Eu era criança ainda quando descobri esse buraco sem fundo chamado solidão, que me acompanha diariamente no meu para sempre. Tinha medo de sua feiúra e escuridão, das coisas estranhas que me dizia antes de dormir... Mas minha inquietação durou pouco: peguei na mão de minha mãe e segui com ele, o vazio de todos, me acostumando à sua constante presença.
Devagar, percebi que a solidão podia ser uma boa companhia, já que me proporcionava momentos de profunda inspiração, além de me confessar verdades que ninguém jamais teria coragem de me contar. E quanto mais gente eu conhecia e amava, mais esse buraco aumentava, crescia para os lados e para cima, tomando conta de tudo.
Já na juventude, eu quis amar mais e conhecer tantas outras pessoas, na intenção vã de preenchê-lo.
Ah, então veio aquele mar de dor: vi com olhos esbugalhados como eu era só e que não havia remédio para curar o que é sina de toda a gente. Chorei pelos cantos, incompreendida, sem compreender nada.
E de aguar-me sem nenhuma compostura, aprendi que a solidão poderia ser minha salvação, buraco guardador de segredos e apanhador de sonhos.
Agora, já mais velha mas nem tanto assim, percebo minha solidão (que em verdade, é nossa) com olhos mais serenos. Encanta-me saber que esse buraco é só meu, um fundo particular, com quem compartilho ideias luminosas, pequenos prazeres e incontáveis lágrimas; meu fiel amigo a quem revelei meu melhor e meu pior.
Peguei na mão da solidão e sigo com ela.

Sobre o Crescer

Eu e minha filha conversando no carro ontem, na volta para casa:

- Mãe, o maternal está cheio de bebezucos! Hoje uma bebezuca foi lá fora com a gente! Sabe aquela bicicletinha bobinha, de madeira, então, eu gostava dela.
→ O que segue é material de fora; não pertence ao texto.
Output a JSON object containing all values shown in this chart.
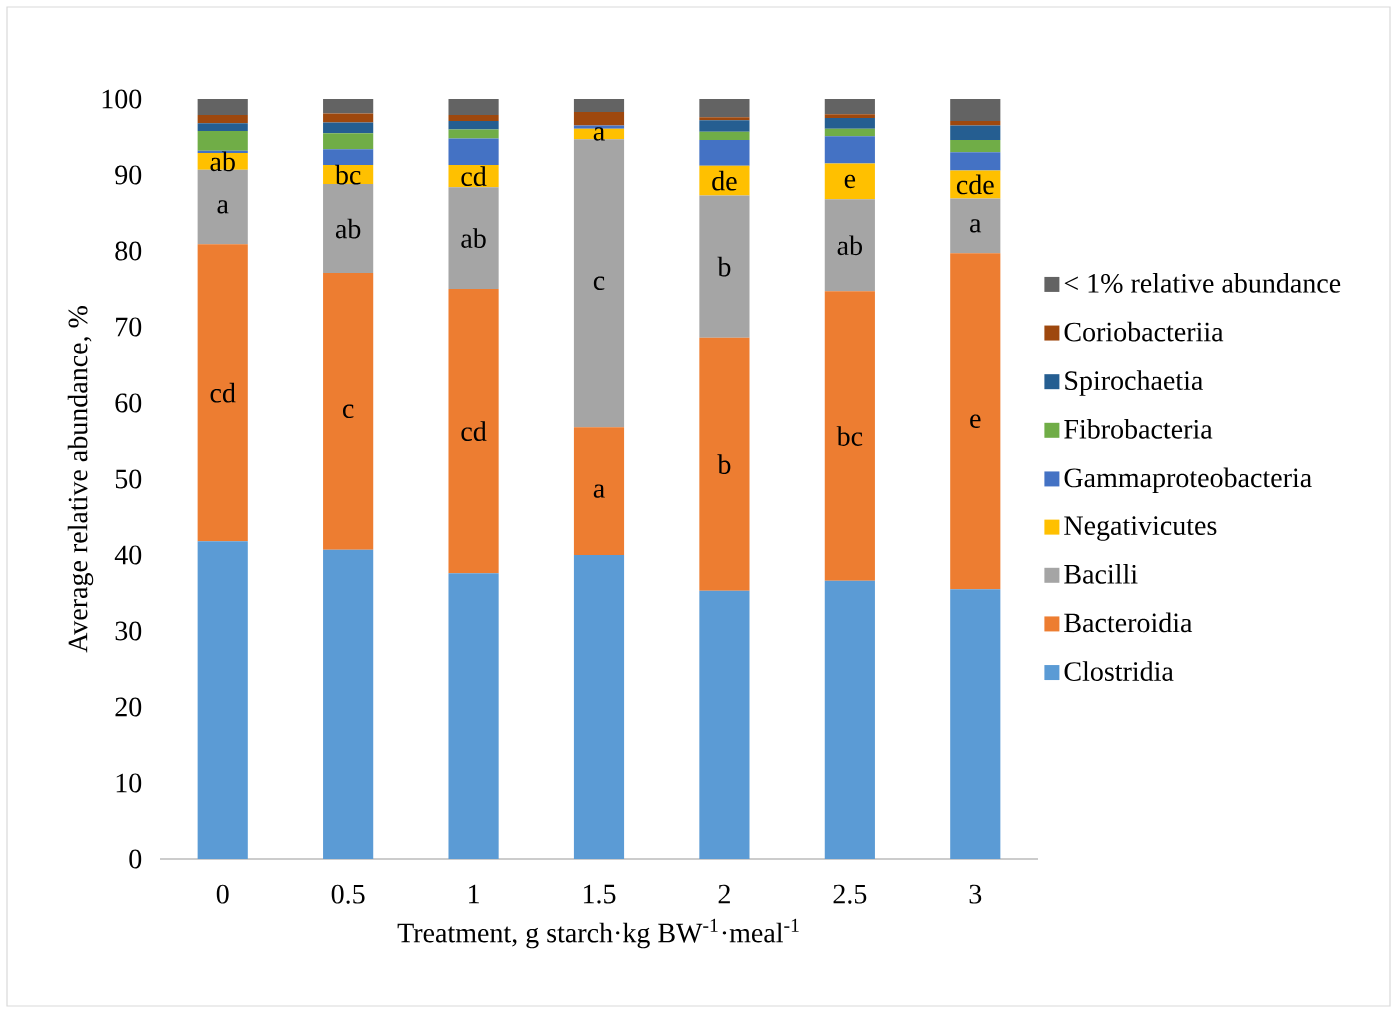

- Nossa Isadora, você lembra do maternal? Que legal! Que brinquedo mais gostava?

- Primeiro do cavalinho e segundo da bicicletinha.

- E agora no Jardim, o que mais gosta filha?

(pensativa) - Hummm, nenhum brinquedo.

- Como assim, nenhum brinquedo? Não tem nada de que você goste?

(pensativa) - Ah, já sei mãe, o brinquedo que mais gosto sou eu mesma, porque eu que fico inventando as brincadeiras...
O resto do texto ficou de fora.